Ah, The Black Keys, au moins avant on savait quoi attendre d’eux. bien que leur musique était aux antipodes de leur attitude, c’était le genre de groupes dont on pouvait dire que leur musique était cool, eux le sont moins. ‘Fever‘, premier extrait qui avait été diffusé, contredisait néanmoins ma dernière phrase, car ce morceau aux sons électros mis en avant changeait des premiers singles auquel ils nous avaient habitué.

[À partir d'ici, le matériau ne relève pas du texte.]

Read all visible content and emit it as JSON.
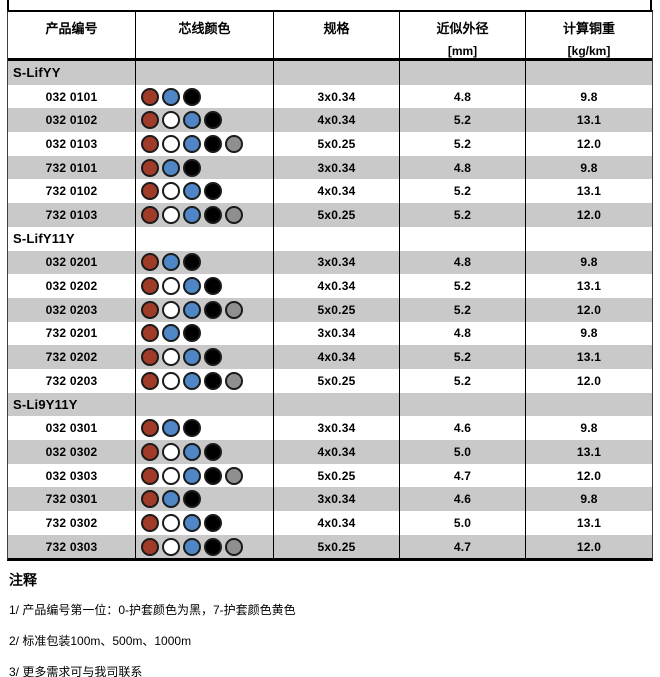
{
  "table": {
    "columns": [
      {
        "label": "产品编号",
        "sub": ""
      },
      {
        "label": "芯线颜色",
        "sub": ""
      },
      {
        "label": "规格",
        "sub": ""
      },
      {
        "label": "近似外径",
        "sub": "[mm]"
      },
      {
        "label": "计算铜重",
        "sub": "[kg/km]"
      }
    ],
    "sections": [
      {
        "name": "S-LifYY",
        "rows": [
          {
            "code": "032 0101",
            "dots": [
              "red",
              "blue",
              "black"
            ],
            "spec": "3x0.34",
            "od": "4.8",
            "weight": "9.8"
          },
          {
            "code": "032 0102",
            "dots": [
              "red",
              "white",
              "blue",
              "black"
            ],
            "spec": "4x0.34",
            "od": "5.2",
            "weight": "13.1"
          },
          {
            "code": "032 0103",
            "dots": [
              "red",
              "white",
              "blue",
              "black",
              "gray"
            ],
            "spec": "5x0.25",
            "od": "5.2",
            "weight": "12.0"
          },
          {
            "code": "732 0101",
            "dots": [
              "red",
              "blue",
              "black"
            ],
            "spec": "3x0.34",
            "od": "4.8",
            "weight": "9.8"
          },
          {
            "code": "732 0102",
            "dots": [
              "red",
              "white",
              "blue",
              "black"
            ],
            "spec": "4x0.34",
            "od": "5.2",
            "weight": "13.1"
          },
          {
            "code": "732 0103",
            "dots": [
              "red",
              "white",
              "blue",
              "black",
              "gray"
            ],
            "spec": "5x0.25",
            "od": "5.2",
            "weight": "12.0"
          }
        ]
      },
      {
        "name": "S-LifY11Y",
        "rows": [
          {
            "code": "032 0201",
            "dots": [
              "red",
              "blue",
              "black"
            ],
            "spec": "3x0.34",
            "od": "4.8",
            "weight": "9.8"
          },
          {
            "code": "032 0202",
            "dots": [
              "red",
              "white",
              "blue",
              "black"
            ],
            "spec": "4x0.34",
            "od": "5.2",
            "weight": "13.1"
          },
          {
            "code": "032 0203",
            "dots": [
              "red",
              "white",
              "blue",
              "black",
              "gray"
            ],
            "spec": "5x0.25",
            "od": "5.2",
            "weight": "12.0"
          },
          {
            "code": "732 0201",
            "dots": [
              "red",
              "blue",
              "black"
            ],
            "spec": "3x0.34",
            "od": "4.8",
            "weight": "9.8"
          },
          {
            "code": "732 0202",
            "dots": [
              "red",
              "white",
              "blue",
              "black"
            ],
            "spec": "4x0.34",
            "od": "5.2",
            "weight": "13.1"
          },
          {
            "code": "732 0203",
            "dots": [
              "red",
              "white",
              "blue",
              "black",
              "gray"
            ],
            "spec": "5x0.25",
            "od": "5.2",
            "weight": "12.0"
          }
        ]
      },
      {
        "name": "S-Li9Y11Y",
        "rows": [
          {
            "code": "032 0301",
            "dots": [
              "red",
              "blue",
              "black"
            ],
            "spec": "3x0.34",
            "od": "4.6",
            "weight": "9.8"
          },
          {
            "code": "032 0302",
            "dots": [
              "red",
              "white",
              "blue",
              "black"
            ],
            "spec": "4x0.34",
            "od": "5.0",
            "weight": "13.1"
          },
          {
            "code": "032 0303",
            "dots": [
              "red",
              "white",
              "blue",
              "black",
              "gray"
            ],
            "spec": "5x0.25",
            "od": "4.7",
            "weight": "12.0"
          },
          {
            "code": "732 0301",
            "dots": [
              "red",
              "blue",
              "black"
            ],
            "spec": "3x0.34",
            "od": "4.6",
            "weight": "9.8"
          },
          {
            "code": "732 0302",
            "dots": [
              "red",
              "white",
              "blue",
              "black"
            ],
            "spec": "4x0.34",
            "od": "5.0",
            "weight": "13.1"
          },
          {
            "code": "732 0303",
            "dots": [
              "red",
              "white",
              "blue",
              "black",
              "gray"
            ],
            "spec": "5x0.25",
            "od": "4.7",
            "weight": "12.0"
          }
        ]
      }
    ]
  },
  "colors": {
    "stripe": "#C9C9C9",
    "dot_border": "#1B1B1B",
    "dots": {
      "red": "#A03B28",
      "white": "#FFFFFF",
      "blue": "#4E86C6",
      "black": "#000000",
      "gray": "#8F8F8F"
    }
  },
  "notes": {
    "title": "注释",
    "items": [
      "1/ 产品编号第一位：0-护套颜色为黑，7-护套颜色黄色",
      "2/ 标准包装100m、500m、1000m",
      "3/ 更多需求可与我司联系"
    ]
  }
}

Les premières écoutes de ‘Turn Blue‘ se verront ainsi surprenantes. Porté par ‘Weight Of Love‘, le titre monte en intensité, avec comme point d’orgue cet intense solo, qui fait se dire que finalement, ‘Fever‘ n’était qu’un mauvais choix de single.

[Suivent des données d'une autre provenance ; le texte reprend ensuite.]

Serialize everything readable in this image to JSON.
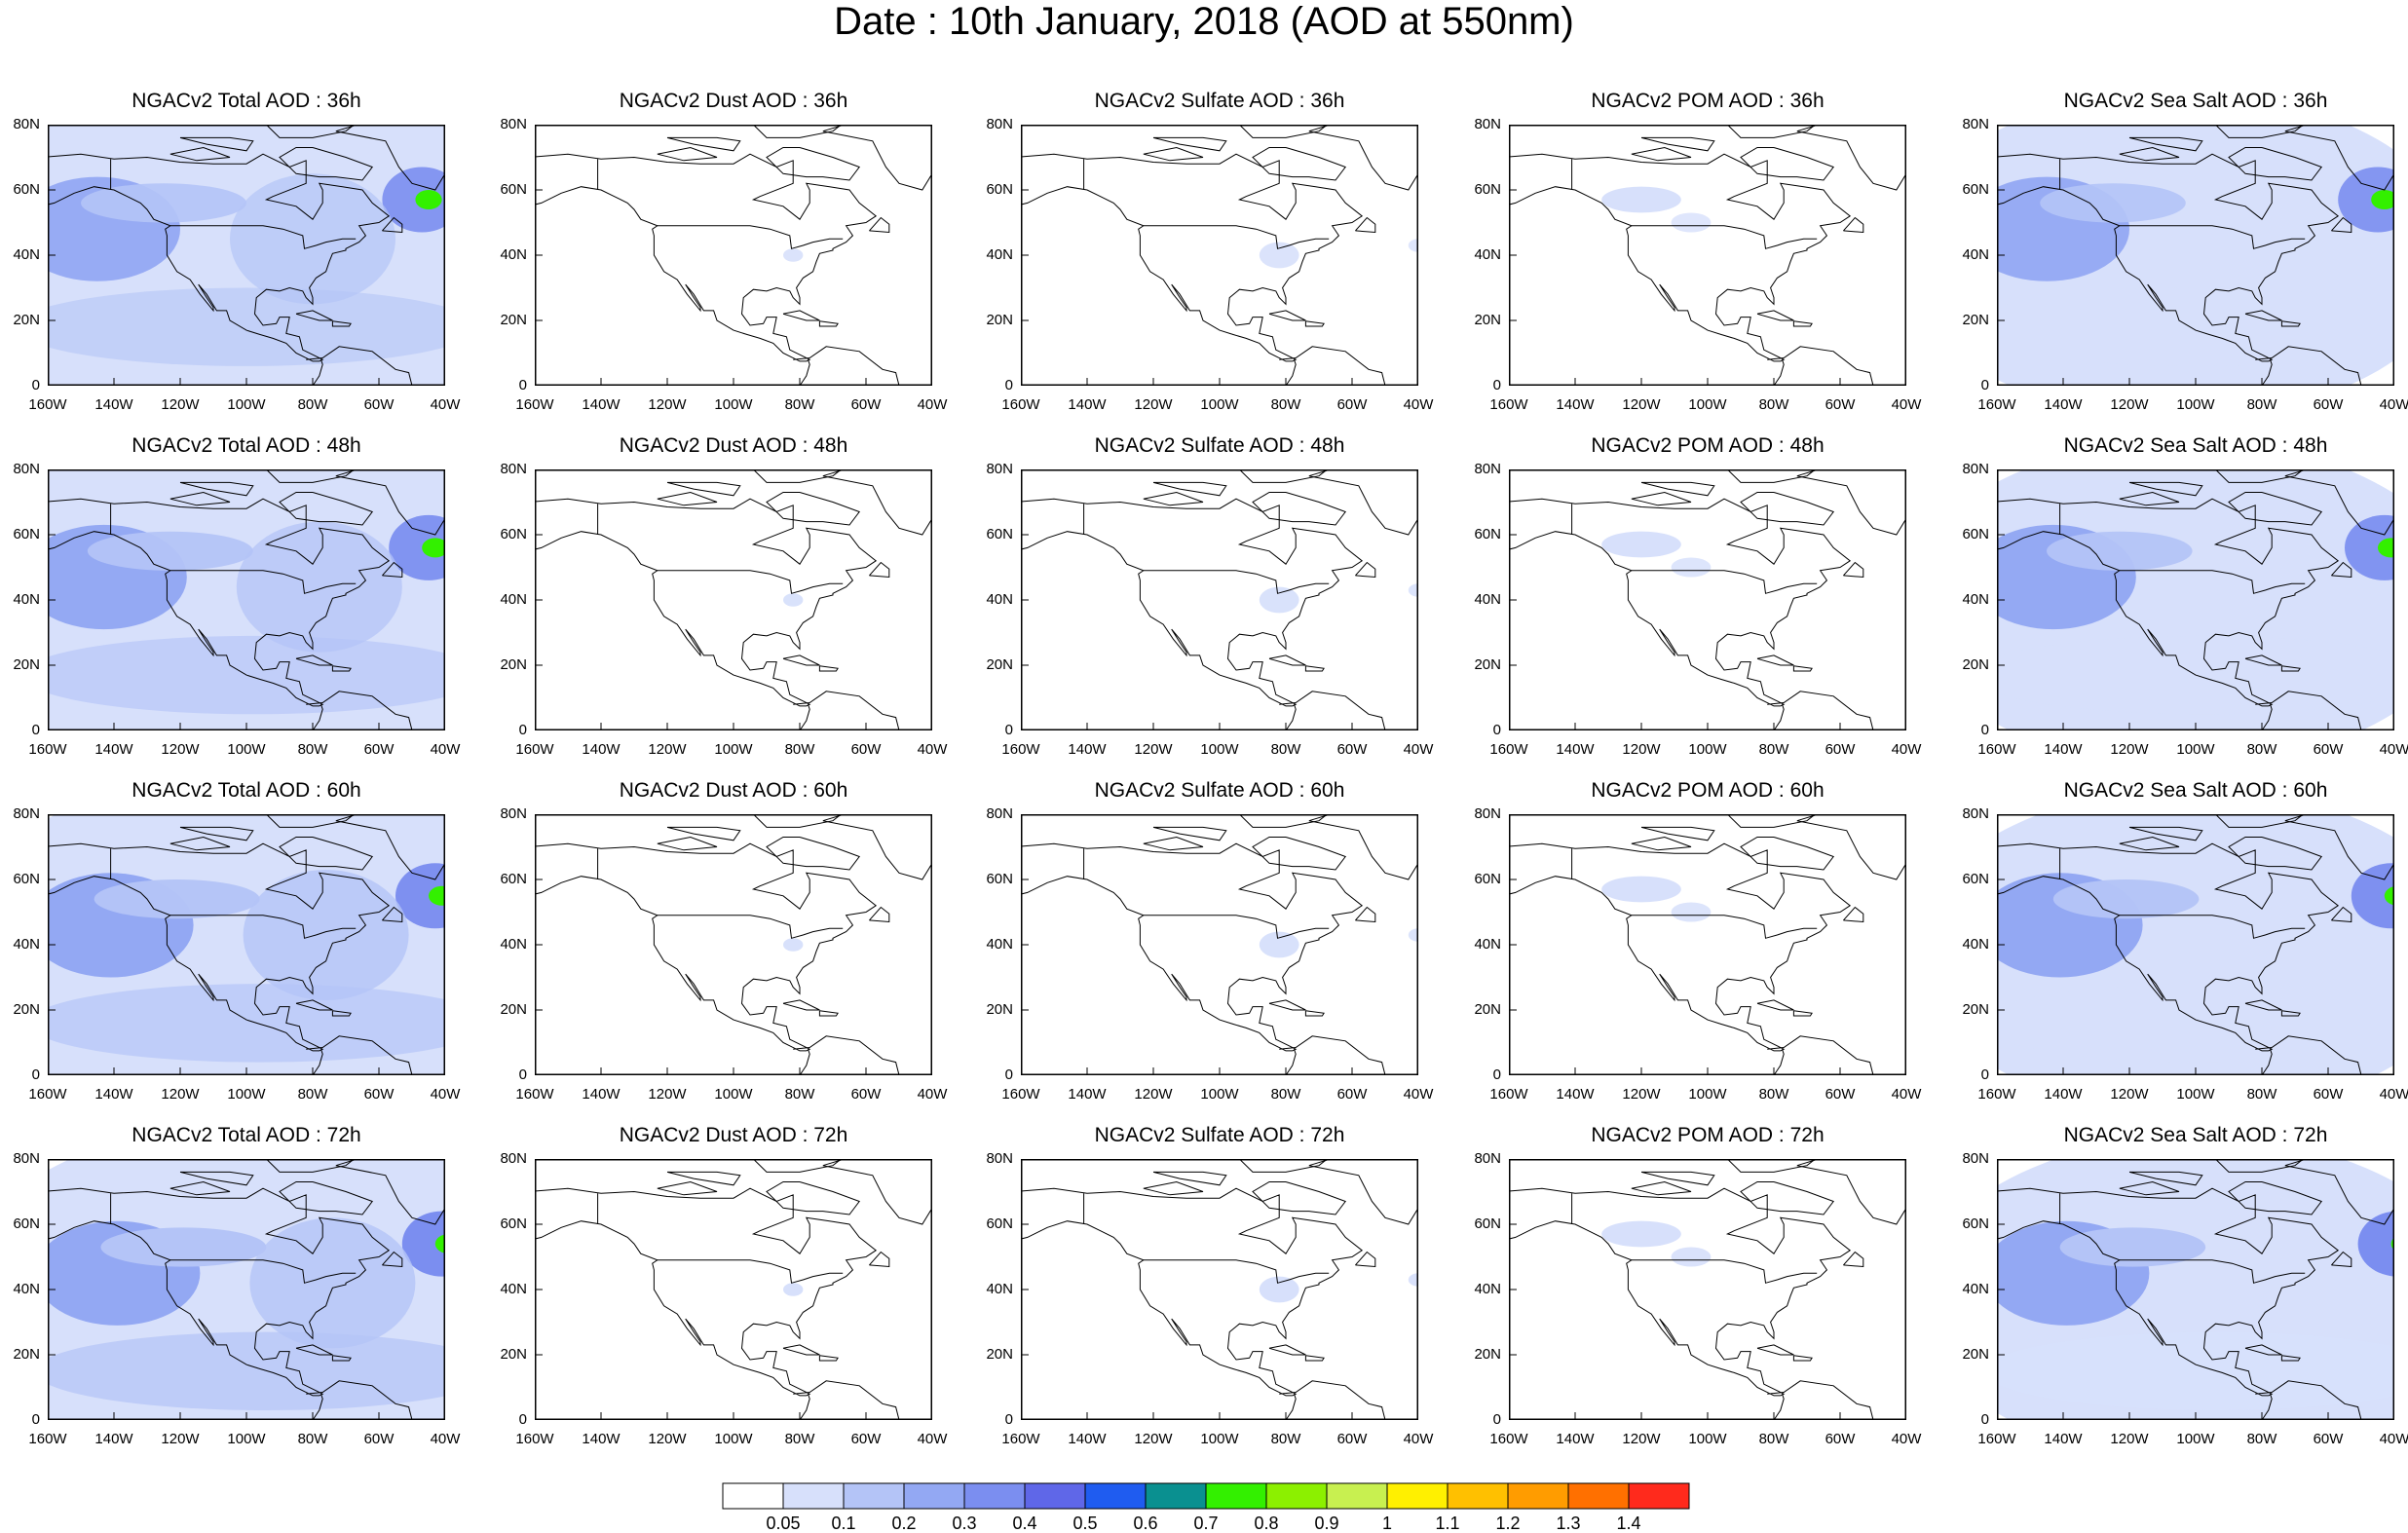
{
  "title": "Date : 10th January, 2018 (AOD at 550nm)",
  "columns": [
    "Total",
    "Dust",
    "Sulfate",
    "POM",
    "Sea Salt"
  ],
  "panels": [
    [
      "NGACv2 Total AOD : 36h",
      "NGACv2 Dust AOD : 36h",
      "NGACv2 Sulfate AOD : 36h",
      "NGACv2 POM AOD : 36h",
      "NGACv2 Sea Salt AOD : 36h"
    ],
    [
      "NGACv2 Total AOD : 48h",
      "NGACv2 Dust AOD : 48h",
      "NGACv2 Sulfate AOD : 48h",
      "NGACv2 POM AOD : 48h",
      "NGACv2 Sea Salt AOD : 48h"
    ],
    [
      "NGACv2 Total AOD : 60h",
      "NGACv2 Dust AOD : 60h",
      "NGACv2 Sulfate AOD : 60h",
      "NGACv2 POM AOD : 60h",
      "NGACv2 Sea Salt AOD : 60h"
    ],
    [
      "NGACv2 Total AOD : 72h",
      "NGACv2 Dust AOD : 72h",
      "NGACv2 Sulfate AOD : 72h",
      "NGACv2 POM AOD : 72h",
      "NGACv2 Sea Salt  AOD : 72h"
    ]
  ],
  "x_ticks": [
    "160W",
    "140W",
    "120W",
    "100W",
    "80W",
    "60W",
    "40W"
  ],
  "y_ticks": [
    "80N",
    "60N",
    "40N",
    "20N",
    "0"
  ],
  "map_extent": {
    "lon": [
      -160,
      -40
    ],
    "lat": [
      0,
      80
    ]
  },
  "colorbar": {
    "colors": [
      "#ffffff",
      "#d7e0fb",
      "#b4c4f7",
      "#93a8f3",
      "#7b8ef0",
      "#5f67e8",
      "#1f5cf0",
      "#0a9090",
      "#33f000",
      "#8cf000",
      "#c8f050",
      "#fff000",
      "#ffc000",
      "#ff9c00",
      "#ff7000",
      "#ff2a1c"
    ],
    "labels": [
      "0.05",
      "0.1",
      "0.2",
      "0.3",
      "0.4",
      "0.5",
      "0.6",
      "0.7",
      "0.8",
      "0.9",
      "1",
      "1.1",
      "1.2",
      "1.3",
      "1.4"
    ]
  }
}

La suite se révèlera plaisante, on découvre avec grand plaisir ces titres qui rappellent ‘Brother‘ (‘In Time‘), qui même s’ils ne décollent pas vraiment, bénéficient au moins de la qualité de compositions auquel Auerbach et Carney nous ont habitué. On les sent à l’aise (‘Turn Blue‘), s’en suit une sorte de décontraction de leur musique qui ne s’essouffle pas et reste constante en qualité des compositions (‘10 Lovers‘). Ici le tremolo est roi et la spring reverb se fait reine (‘In Our Prime‘), le coté blues saturé de Brothers est mis de côté, on n’en retrouve que de rares restes (‘It’s Up To You Now‘), et l’ambiance psychédélique et vintage donne envie d’y revenir, pour découvrir les sons discrets, qu’on ne remarque pas lors des premiers passages.
Mais au fil des écoutes, c’est pourtant la monotonie qui se fait ressentir (‘Waiting On Words‘). ‘Fever‘ passe ainsi pour le titre catchy de l’album, et c’est sûrement ici que le bât blesse, car, même si l’ensemble s’écoute relativement facilement, on ne sent d ‘intensité qu’à de trop rares moments (‘Year In Review‘). Il faudra d’ailleurs attendre ‘Gotta Get Away‘, le titre final très typé American Rock, pour retrouver ce côté plus rock sur l’album, les nappes électros se font trop présentes pour faire partie de l’ambiance, la guitare se retrouve ici en retrait et c’est cruellement ce qui manque à cet album au final.

The Black Keys, sortent ici un contre ‘El Camino‘ qui répond à l’immédiat par des longs passages instrumentaux qui ne font que confirmer cette ambiance calme et assagie.
Surprenant par son homogénéité et par la nouvelle direction prise, ils sortent ici un album qui pêche par sa monotonie et une ambiance apaisée. Si l’ensemble attire facilement l’attention au début, on réalise au fil des écoutes qu’il y a un manque de titres forts, et de trop rares passages qui décollent réellement. Un disque bien interprété du début à la fin, n’est pas forcément un disque sur lequel on a envie de s’attacher au final.